Daily Briefing
ReviewAudited by ClawScan on May 10, 2026.
Overview
The skill mostly matches its daily-briefing purpose, but it uses unsafe shell command construction and includes a recurring email example to a hard-coded outside address.
Only install or run this after reviewing the scripts. Use the default city or trusted city values until the shell command construction is fixed, and do not copy the README cron email example unless you replace the recipient with your own and intentionally approve recurring email delivery.
Findings (3)
Artifact-based informational review of SKILL.md, metadata, install specs, static scan signals, and capability signals. ClawScan does not execute the skill or run runtime probes.
A crafted city value could make the local machine run commands beyond fetching weather.
The exported weather function accepts a city value and interpolates it directly into a shell command.

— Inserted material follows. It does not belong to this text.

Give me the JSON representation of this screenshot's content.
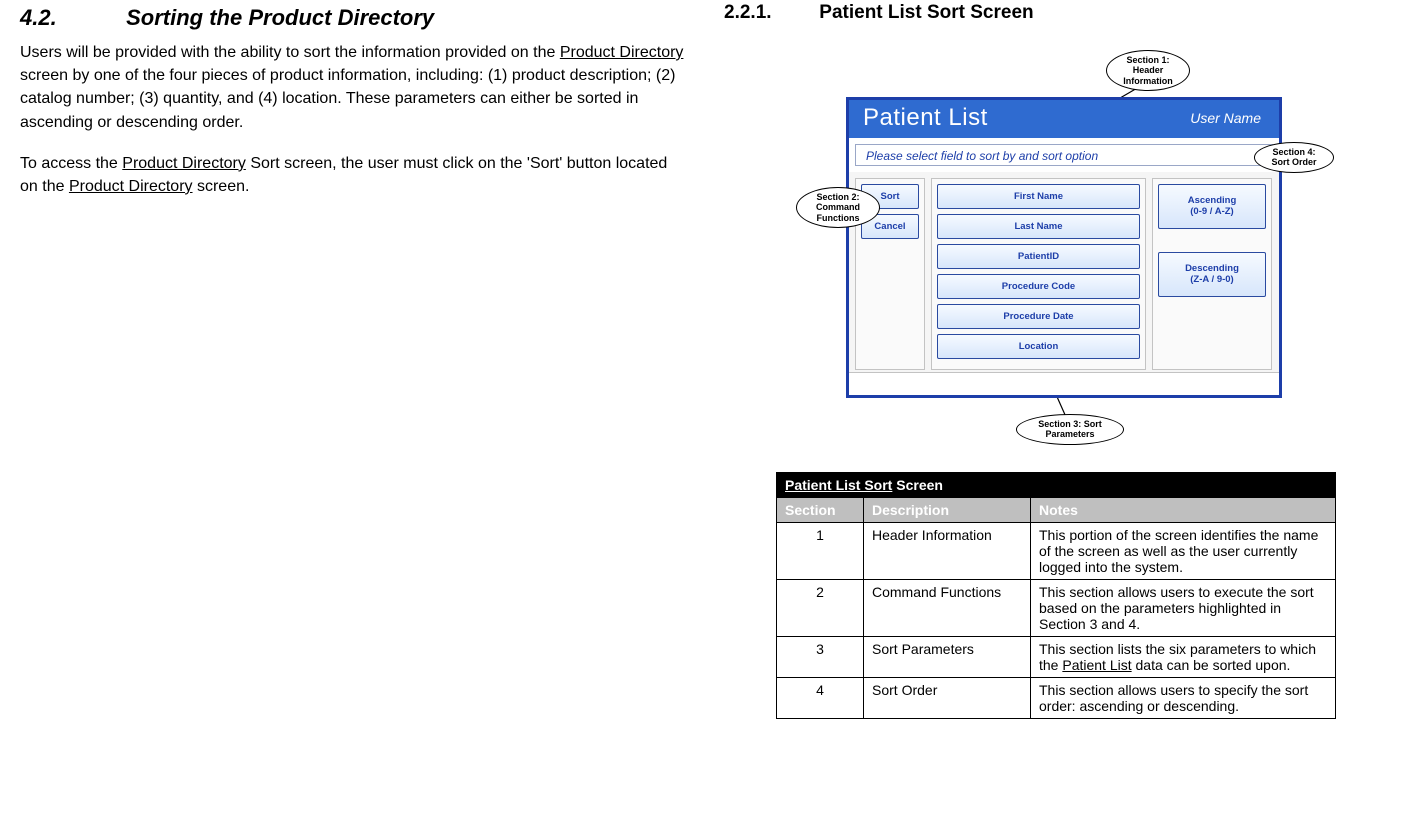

If an agent or caller passes a malicious city string, shell metacharacters could execute unintended commands.
const cmd = `curl -s 'wttr.in/${city}?format=j1' 2>/dev/null || echo '{}'`;
const output = execSync(cmd, { encoding: 'utf8', timeout: 10000 });Replace shell-string execution with a safer HTTP client or execFile/spawn with argument arrays, and validate or encode the city value.
If copied into a scheduled task, the user's agent could repeatedly send the generated briefing to an unintended outside recipient.
The cron integration example tells the agent to send generated content through another email skill to a specific hard-coded email address, without clearly warning users to replace or approve that recipient.
await sendEmail({
to: 'caoyachao@sohu.com',
subject: '【定时任务通知】' + new Date().toLocaleDateString('zh-CN'),
text: generatedContent
});Remove the hard-coded address, require the user to provide their own recipient, and require explicit approval before enabling email delivery.
The skill may require local dependency installation that is not captured by the registry metadata.
The skill includes npm dependency requirements even though the registry install section says there is no install spec. This is a setup/provenance gap rather than direct malicious behavior.
"dependencies": {
"cheerio": "^1.2.0"
}Verify dependency installation from trusted sources and prefer pinned, locked versions before running the scripts.